KHARTOUM: Le Soudan a écarté mardi une reconnaissance d'Israël avant des élections en 2022, lors d'une visite du secrétaire d'Etat américain Mike Pompeo qui tente de convaincre des pays arabes normaliser leurs relations avec l'Etat hébreu à l'instar des Emirats arabes unis.
M. Pompeo effectue à Khartoum la première visite d'un chef de la diplomatie américaine en 15 ans.
Le Soudan est, après Israël, la deuxième étape de sa tournée au Moyen-Orient qui doit encore le mener à Bahreïn et aux Emirats.
M. Pompeo est arrivé dans la capitale soudanaise, où les mesures de sécurité ont été renforcées, à bord du « premier vol officiel direct » entre Tel-Aviv et Khartoum, les deux pays n'ayant jamais entretenu de relations diplomatiques. Ils sont même techniquement en guerre et, durant les 30 ans de pouvoir d'Omar el-Béchir, déchu en 2019, le Soudan a accueilli des islamistes radicaux, dont le chef d'Al-Qaïda Oussama ben Laden de 1993 à 1996. C'est d'ailleurs pour punir le Soudan de ses mauvaises fréquentations que les Etats-Unis lui ont imposé des sanctions à partir des années 1990 et l'ont placé sur leur liste des pays soutenant le terrorisme.
M. Pompeo a rencontré à Khartoum le Premier ministre Abdallah Hamdok et le général Abdel Fattah al-Burhane, chef du Conseil souverain, qui supervise la transition vers un pouvoir civil.
« La phase de transition au Soudan est dirigée par une large coalition avec un agenda spécifique visant à achever le processus de transition et à instaurer la paix et la stabilité, jusqu’aux élections libres (en 2022). Le gouvernement de transition n'a pas de mandat au-delà de ces tâches pour décider de la normalisation avec Israël », a déclaré M. Hamdok, cité par le porte-parole du gouvernement.

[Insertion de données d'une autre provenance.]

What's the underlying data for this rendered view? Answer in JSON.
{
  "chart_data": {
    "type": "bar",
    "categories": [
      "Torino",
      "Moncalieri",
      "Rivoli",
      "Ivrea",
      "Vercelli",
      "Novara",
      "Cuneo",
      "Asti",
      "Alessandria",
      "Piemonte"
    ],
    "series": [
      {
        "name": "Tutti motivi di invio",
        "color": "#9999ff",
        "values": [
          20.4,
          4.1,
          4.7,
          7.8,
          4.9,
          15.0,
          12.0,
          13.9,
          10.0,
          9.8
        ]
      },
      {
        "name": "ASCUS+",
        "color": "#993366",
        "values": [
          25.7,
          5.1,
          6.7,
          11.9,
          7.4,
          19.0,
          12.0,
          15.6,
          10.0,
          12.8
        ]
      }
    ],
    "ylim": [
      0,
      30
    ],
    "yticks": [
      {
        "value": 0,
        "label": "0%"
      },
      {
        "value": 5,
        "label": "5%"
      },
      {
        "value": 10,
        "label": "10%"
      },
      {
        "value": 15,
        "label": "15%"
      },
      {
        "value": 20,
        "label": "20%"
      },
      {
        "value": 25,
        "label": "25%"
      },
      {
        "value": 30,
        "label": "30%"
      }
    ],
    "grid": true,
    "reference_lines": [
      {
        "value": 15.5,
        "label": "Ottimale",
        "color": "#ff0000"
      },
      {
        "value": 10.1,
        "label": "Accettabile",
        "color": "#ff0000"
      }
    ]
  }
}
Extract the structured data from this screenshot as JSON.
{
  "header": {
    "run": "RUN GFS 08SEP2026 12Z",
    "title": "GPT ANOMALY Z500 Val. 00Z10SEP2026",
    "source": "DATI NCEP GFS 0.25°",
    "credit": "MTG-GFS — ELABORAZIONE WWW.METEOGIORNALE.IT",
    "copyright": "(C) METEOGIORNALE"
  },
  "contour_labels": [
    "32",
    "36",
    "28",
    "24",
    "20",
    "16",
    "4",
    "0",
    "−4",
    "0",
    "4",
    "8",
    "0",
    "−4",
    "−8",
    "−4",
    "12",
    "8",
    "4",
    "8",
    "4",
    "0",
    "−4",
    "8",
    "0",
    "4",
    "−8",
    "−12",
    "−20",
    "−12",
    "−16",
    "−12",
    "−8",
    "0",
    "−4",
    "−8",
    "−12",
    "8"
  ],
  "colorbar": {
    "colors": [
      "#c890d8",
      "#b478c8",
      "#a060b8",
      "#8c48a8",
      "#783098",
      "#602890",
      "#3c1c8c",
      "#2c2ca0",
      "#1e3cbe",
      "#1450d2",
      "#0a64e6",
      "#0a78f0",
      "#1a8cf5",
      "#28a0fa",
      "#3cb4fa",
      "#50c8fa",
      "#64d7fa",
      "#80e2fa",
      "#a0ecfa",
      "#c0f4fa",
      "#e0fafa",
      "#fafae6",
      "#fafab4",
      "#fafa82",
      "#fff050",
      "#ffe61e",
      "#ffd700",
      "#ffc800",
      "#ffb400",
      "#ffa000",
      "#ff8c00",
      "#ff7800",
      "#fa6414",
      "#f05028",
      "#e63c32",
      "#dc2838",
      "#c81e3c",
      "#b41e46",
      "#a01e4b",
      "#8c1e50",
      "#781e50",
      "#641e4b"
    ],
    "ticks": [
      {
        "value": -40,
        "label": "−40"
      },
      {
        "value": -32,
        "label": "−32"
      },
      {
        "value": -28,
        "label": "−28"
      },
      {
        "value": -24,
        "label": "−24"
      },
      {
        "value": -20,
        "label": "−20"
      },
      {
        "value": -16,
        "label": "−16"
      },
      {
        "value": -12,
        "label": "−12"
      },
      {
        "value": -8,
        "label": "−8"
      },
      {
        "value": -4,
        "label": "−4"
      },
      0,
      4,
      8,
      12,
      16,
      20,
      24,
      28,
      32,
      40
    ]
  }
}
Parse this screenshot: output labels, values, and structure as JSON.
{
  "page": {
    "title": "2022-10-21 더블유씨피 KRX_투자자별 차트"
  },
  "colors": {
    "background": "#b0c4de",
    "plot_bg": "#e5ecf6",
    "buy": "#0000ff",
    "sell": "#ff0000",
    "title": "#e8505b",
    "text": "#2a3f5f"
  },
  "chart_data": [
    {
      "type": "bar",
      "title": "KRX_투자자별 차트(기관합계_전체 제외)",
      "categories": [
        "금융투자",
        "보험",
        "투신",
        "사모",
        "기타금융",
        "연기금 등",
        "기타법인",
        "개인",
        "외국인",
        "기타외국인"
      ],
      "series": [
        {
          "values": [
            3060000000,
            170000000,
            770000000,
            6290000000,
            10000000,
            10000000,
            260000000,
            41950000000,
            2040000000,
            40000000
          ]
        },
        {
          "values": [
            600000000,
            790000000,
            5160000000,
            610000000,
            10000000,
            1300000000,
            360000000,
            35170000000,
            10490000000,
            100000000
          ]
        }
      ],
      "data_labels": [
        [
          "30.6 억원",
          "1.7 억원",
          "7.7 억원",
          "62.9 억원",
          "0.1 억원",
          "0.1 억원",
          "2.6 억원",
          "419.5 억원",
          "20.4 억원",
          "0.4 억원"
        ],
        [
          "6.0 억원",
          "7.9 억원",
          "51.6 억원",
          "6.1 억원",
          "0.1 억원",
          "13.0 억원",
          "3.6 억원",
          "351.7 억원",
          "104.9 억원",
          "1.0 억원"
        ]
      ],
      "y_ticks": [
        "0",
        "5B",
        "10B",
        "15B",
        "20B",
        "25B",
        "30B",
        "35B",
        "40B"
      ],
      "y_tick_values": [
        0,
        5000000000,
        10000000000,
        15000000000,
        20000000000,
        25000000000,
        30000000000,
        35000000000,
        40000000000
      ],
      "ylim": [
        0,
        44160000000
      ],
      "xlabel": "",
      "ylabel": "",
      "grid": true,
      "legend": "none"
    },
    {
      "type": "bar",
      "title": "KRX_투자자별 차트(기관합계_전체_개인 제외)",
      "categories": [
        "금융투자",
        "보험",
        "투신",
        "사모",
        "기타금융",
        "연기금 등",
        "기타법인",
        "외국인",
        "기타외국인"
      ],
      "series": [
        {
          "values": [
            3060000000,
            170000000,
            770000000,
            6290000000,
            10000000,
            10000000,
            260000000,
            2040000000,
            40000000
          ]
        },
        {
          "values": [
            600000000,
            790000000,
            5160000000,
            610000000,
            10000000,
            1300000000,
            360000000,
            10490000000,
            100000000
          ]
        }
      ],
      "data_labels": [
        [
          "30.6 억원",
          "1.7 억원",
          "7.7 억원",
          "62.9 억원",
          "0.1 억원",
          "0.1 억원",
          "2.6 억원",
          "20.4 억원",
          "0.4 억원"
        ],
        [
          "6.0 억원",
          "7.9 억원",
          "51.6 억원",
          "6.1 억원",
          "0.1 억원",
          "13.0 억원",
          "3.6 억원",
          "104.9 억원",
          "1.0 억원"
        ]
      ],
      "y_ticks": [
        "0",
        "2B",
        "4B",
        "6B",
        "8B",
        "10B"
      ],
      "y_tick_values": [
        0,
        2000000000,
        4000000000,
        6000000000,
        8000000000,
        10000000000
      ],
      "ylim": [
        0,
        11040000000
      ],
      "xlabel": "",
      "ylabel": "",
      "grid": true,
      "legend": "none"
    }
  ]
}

« La nécessité de dissocier »
M. Hamdok a également tenu à souligner à son interlocuteur « la nécessité de dissocier la sortie du Soudan de la liste des pays soutenant le terrorisme de la question de la normalisation avec Israël », selon la même source.
« Le gouvernement actuel est un gouvernement de transition qui gouverne en vertu d'un document constitutionnel n'ayant pas de mandat » sur la question de la normalisation avec Israël, a affirmé de son côté un communiqué des Forces de la Liberté et du changement (FLC), une coalition des partis et de la société civile, qui avait dirigé la contestation contre Omar al-Béchir.
Après une dégradation des relations sous le pouvoir Béchir, les Etats-Unis ont appuyé les nouvelles autorités et renvoyé leur ambassadeur en janvier à Khartoum.
Celles-ci tentent de retirer le Soudan de la liste noire américaine afin de remettre sur les rails une économie en crise.
Les sanctions bloquent tout investissement dans le pays. L'inflation atteint 143% en glissement annuel et la monnaie ne cesse de se déprécier face au dollar, dans un contexte économique mondial fortement déprimé du fait de la pandémie de nouveau coronavirus.
A l'issue d'un entretien en février avec le général Burhane en Ouganda, le Premier ministre israélien Benjamin Netanyahu avait affirmé avoir convenus « d'entamer une coopération qui normalisera les relations entre les deux pays ». Mais le gouvernement soudanais avait ensuite démenti que la question de la « normalisation » ait été abordée.
Preuve qu'un tel processus d'entente serait difficile: le porte-parole du ministère soudanais des Affaires étrangères, Haider Badawi, qui avait créé la surprise le 18 août en reconnaissant implicitement des contacts entre son pays et Israël, a été révoqué le lendemain par son ministre qui a démenti ses propos.
Et pour l’histoire, après la guerre des Six-Jours, qui a vu en 1967 Israël s'emparer notamment de la Cisjordanie, de Jérusalem-Est et de Gaza, c'est à Khartoum que la majeure partie des dirigeants arabes s'était réunie pour adopter la résolution connue pour ses « trois non »: non à la paix avec Israël, non à la reconnaissance d'Israël, non aux négociations avec l'Etat hébreu.